The obvious question is why do they do it? As with so many things in the natural world, beauty is often nothing more than a trap for the unwary, and such is the case with glow worms. They suspend sticky threads similar to a spider's web below their bodies. The seductive glow they produce can be too much for tiny cave insects which fly towards the lights to meet their doom....literally a 'sticky end'.

These incredible larvae are extremely sensitive to their environment. Any change can cause them great harm. External light, and particularly flash photography, can produce catastrophic results amongst these tiny creatures, hence the dire and repeated warnings from our guide.

She actually confided in me that this was always the most trying part of her day given that, as was the case in our group, the percentage of those who properly understand what she says can be seriously limited. We had become good buddies by this stage, and she quietly asked if I would monitor those around me to ensure that cameras remained holstered. I did so with pleasure (and the need to growl and gesture at only two nearby who were taking aim!)

Obviously any presentation of the spectacle which unfolded above us had to externally sourced, and I have chosen two photos (taken with special equipment).

This, courtesy of 'adventuretasmania', shows a portion of the display presented by the glow worms


of The Great Cathedral cave here at Mole Creek.
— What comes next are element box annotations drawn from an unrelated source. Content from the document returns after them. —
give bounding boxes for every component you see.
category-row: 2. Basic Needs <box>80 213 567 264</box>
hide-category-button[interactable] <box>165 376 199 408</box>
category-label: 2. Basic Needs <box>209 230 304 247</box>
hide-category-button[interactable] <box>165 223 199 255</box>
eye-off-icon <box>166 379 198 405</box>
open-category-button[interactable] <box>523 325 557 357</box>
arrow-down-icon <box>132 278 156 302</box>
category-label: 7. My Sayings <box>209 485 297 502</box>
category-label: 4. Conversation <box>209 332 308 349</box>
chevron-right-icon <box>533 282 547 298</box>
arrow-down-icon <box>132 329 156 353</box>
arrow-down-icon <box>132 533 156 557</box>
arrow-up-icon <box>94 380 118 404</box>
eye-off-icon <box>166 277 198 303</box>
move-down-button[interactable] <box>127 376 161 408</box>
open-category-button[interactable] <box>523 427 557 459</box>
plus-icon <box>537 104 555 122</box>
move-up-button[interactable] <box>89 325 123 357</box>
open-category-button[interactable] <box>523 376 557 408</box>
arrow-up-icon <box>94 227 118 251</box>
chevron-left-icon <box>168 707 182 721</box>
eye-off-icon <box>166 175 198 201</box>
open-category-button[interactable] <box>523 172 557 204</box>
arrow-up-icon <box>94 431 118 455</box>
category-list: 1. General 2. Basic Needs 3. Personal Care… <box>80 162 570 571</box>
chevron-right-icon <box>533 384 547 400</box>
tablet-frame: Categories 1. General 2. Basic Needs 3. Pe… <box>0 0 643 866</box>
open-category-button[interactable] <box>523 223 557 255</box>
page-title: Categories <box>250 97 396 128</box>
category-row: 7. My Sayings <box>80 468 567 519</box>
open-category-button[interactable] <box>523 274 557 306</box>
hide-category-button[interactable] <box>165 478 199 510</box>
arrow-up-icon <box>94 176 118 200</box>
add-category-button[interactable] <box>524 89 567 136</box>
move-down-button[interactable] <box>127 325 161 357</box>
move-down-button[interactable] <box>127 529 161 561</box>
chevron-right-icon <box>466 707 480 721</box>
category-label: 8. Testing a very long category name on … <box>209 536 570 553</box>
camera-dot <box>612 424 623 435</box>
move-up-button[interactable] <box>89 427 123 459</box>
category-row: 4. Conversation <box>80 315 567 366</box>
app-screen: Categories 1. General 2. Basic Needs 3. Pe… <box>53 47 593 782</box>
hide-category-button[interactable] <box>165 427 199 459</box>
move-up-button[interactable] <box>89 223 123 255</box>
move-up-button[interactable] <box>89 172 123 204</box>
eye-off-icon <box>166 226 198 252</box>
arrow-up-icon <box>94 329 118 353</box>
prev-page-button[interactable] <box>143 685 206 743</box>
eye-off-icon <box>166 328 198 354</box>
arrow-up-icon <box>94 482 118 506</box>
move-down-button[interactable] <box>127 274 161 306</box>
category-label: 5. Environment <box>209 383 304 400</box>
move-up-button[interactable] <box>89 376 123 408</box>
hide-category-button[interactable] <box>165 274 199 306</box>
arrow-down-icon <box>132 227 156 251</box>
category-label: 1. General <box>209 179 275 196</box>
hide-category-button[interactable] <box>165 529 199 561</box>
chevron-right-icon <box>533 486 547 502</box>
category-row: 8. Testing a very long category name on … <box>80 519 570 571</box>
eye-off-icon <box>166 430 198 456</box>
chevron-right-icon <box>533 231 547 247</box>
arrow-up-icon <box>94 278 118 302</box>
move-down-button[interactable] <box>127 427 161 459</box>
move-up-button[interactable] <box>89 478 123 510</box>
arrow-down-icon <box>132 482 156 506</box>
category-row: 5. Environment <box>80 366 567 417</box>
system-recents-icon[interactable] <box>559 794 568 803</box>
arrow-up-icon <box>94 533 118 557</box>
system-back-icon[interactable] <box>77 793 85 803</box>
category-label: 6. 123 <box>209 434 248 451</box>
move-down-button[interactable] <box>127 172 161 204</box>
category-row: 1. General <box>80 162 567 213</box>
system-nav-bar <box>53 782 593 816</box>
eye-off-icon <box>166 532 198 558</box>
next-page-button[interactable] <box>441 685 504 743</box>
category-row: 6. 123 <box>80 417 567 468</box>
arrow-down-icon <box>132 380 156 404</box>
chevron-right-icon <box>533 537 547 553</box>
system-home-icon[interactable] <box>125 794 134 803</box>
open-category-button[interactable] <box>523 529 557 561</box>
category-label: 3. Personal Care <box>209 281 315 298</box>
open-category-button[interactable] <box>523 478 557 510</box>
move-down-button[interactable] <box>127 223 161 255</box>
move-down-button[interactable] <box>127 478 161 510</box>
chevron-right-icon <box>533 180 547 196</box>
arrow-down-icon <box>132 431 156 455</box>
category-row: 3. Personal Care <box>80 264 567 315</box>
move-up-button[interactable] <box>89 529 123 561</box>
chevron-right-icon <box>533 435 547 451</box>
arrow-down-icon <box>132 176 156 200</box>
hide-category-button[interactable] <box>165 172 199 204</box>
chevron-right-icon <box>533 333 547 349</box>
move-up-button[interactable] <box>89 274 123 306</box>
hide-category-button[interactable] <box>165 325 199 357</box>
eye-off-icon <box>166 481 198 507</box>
From where we were standing at the time we viewed this marvellous sight the surrounding rock was completely dark. It was like looking up into the night sky in the desert......a canopy of ebony blackness studded with a myriad of spots of light. Neither my inadequate words nor this photo do real justice to this experience.

The second photo I have picked comes with my thanks to that well known and widely revered magazine 'The National Geographic'.


Here you can see not only the seductive glow of these tricky little creatures, but also the hanging threads set to ensnare the unwary.





This had definitely been a case of 'saving the best till last', but now it was time to again emerge into the daylight and make our way back to the lower car park. The track ahead beckoned,














and off we went, back down the first flight of steps amongst the ferns





  










and on to the track through the trees.


















Here and there a trickle of water seeped down along the creek bed between the rocks, 





whilst at other points there was plenty of evidence to show that this was a vastly different watercourse when the rains fell.










The path eventually took us back through the fern glade














and across the creek for the last time











before we rejoined our waiting Cruiser for the short drive back to our digs as many of our erstwhile touring companions sat down to a post tour munch.








I know I do bang on a bit about how selective we try to be when it comes to organized tours. Let me conclude this offering with the comment that if any of you out in 'blogland' should make it down to the Apple Isle, do ensure you include a visit to these caves on your itinerary if possible.

This had been an unforgettable experience (and we are no strangers to caves....Naracoorte, Mount Gambier and Kangaroo Island all come to mind), one which will live long in our memories.

Oh, and a final note on the editing......I took over a hundred photos this particular morning. The selection process took me longer than it did to type this blog. I can only trust that I've not been too harsh with the exclusions.